SFBs are niche banks. Their scope of activities is restricted to undertaking basic banking activities of acceptance of deposits and lending to unserved and underserved sections, including small business units, small and marginal farmers, micro and small industries and unorganised sector entities. Universal Banks’ scope of activities is much wider, spanning RAM (retail, agriculture and micro, small and medium enterprises) banking, wholesale (corporate) banking and infrastructure/project financing. Karthik Srinivasan, Senior Vice-President & Group Head, Financial Sector Ratings, ICRA, said: “There is a roadmap for conversion [of an SFB into Universal Bank]…I guess, you can say that it [SFBs becoming eligible for AD Category-I licence] is a precursor to that.

“There will always be an aspiration that I want to go to the next level. That will be a commercial call that each SFB will have take.”

He noted that there are inherent advantages in converting into a universal bank, including undertaking larger ticket transactions, lower capital adequacy and priority sector lending (PSL) target. Moreover, SFBs, which plan to convert, don’t have to do anything additional to meet PSL target.

SFBs are expected to deploy 75 per cent of their loans in priority sectors (agriculture and allied activities; micro, small and medium enterprises; education; housing; others), with at least 50 per cent of loans below ₹25 lakh. The PSL threshold for a universal bank is lower at 40 per cent.

The minimum capital adequacy ratio that an SFB has to maintain is 15 per cent (against 9 per cent for universal banks).

“SFBs have done pretty well on the liabilities side as they have been able to build a fairly good retail franchise in the last five-odd years. The risk granularity in deposits is coming in.

“Assets side still remains a challenge. Most of them were primarily into microfinance. So, they all wanted to diversify outside of microfinance and started building the non-microfinance book...the last couple of years have been challenging on the assets side, with Covid hitting MSME sector more compared to other sectors,” opined Srinivasan.

So, all these entities have had challenges on the asset quality front not only on the microfinance book but also on the non-microfinance book.

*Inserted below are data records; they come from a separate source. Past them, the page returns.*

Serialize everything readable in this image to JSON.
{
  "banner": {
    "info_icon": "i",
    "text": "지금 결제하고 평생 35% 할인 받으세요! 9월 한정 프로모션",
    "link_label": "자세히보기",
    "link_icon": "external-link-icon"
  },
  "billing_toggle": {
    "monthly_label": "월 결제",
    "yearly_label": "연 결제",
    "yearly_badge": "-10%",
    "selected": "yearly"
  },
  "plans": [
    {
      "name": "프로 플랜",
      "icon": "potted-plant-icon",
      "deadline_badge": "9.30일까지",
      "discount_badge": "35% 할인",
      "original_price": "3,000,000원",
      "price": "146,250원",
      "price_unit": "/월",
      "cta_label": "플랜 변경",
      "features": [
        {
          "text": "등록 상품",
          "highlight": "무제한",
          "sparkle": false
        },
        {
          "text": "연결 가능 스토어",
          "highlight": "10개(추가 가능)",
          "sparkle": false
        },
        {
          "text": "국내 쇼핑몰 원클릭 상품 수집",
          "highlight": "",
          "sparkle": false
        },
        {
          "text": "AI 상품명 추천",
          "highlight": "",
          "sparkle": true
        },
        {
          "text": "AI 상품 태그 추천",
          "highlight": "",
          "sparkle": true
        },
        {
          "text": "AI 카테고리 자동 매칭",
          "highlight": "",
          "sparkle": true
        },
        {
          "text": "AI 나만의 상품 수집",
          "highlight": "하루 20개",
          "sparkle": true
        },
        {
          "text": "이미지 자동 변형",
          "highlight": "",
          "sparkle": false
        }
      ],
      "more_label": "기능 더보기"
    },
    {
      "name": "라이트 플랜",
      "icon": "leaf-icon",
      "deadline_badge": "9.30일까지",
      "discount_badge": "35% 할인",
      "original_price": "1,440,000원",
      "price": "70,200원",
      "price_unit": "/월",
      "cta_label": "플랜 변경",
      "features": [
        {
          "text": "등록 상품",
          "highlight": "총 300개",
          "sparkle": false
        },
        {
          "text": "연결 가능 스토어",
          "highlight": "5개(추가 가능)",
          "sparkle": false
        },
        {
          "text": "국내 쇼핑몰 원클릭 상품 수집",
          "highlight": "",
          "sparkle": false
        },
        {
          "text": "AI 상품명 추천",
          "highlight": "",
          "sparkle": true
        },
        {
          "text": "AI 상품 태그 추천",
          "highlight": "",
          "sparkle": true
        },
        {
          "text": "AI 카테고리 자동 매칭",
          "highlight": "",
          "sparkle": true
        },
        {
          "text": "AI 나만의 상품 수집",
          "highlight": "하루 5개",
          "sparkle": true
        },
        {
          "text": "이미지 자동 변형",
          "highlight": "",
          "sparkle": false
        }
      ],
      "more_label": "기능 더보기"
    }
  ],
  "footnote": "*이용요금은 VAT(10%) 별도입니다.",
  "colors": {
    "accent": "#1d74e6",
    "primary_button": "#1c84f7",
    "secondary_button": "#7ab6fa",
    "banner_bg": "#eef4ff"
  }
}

“If we are expecting that possibly the worst on the asset quality is behind us, things should start stabilising. The collection numbers are improving for all SFBs.

“So, we should see some improvement in overall profitability and asset quality. Going forward, things should stabilise in FY23 before they start improving next year onwards,” he said.

Market experts say over the last five years, AU SFB has been able to scale up and is in a different league in the SFB space. Other SFBs, which started off as microfinance institutions (MFIs), have also scaled up, but not to that extent. AU SFB has the advantage of originally being a Commercial Vehicle and SME financier. The other entities that got SFB licence along with AU SFB were primarily MFIs. Therefore, as they scale up, they need to diversify.

The average loan tenure of AU SFB is 3-4 years, whereas its peers have (microfinance) assets of 1-2 years tenure. So, SFBs with a large proportion of microfinance loans, have to run faster to remain where they are.

While AU SFB may currently be the most eligible SFB for converting into universal bank, the others are leaving no stone unturned to catch up with it. They are gradually diversifying away from microfinance loans so that their balance sheets gain heft.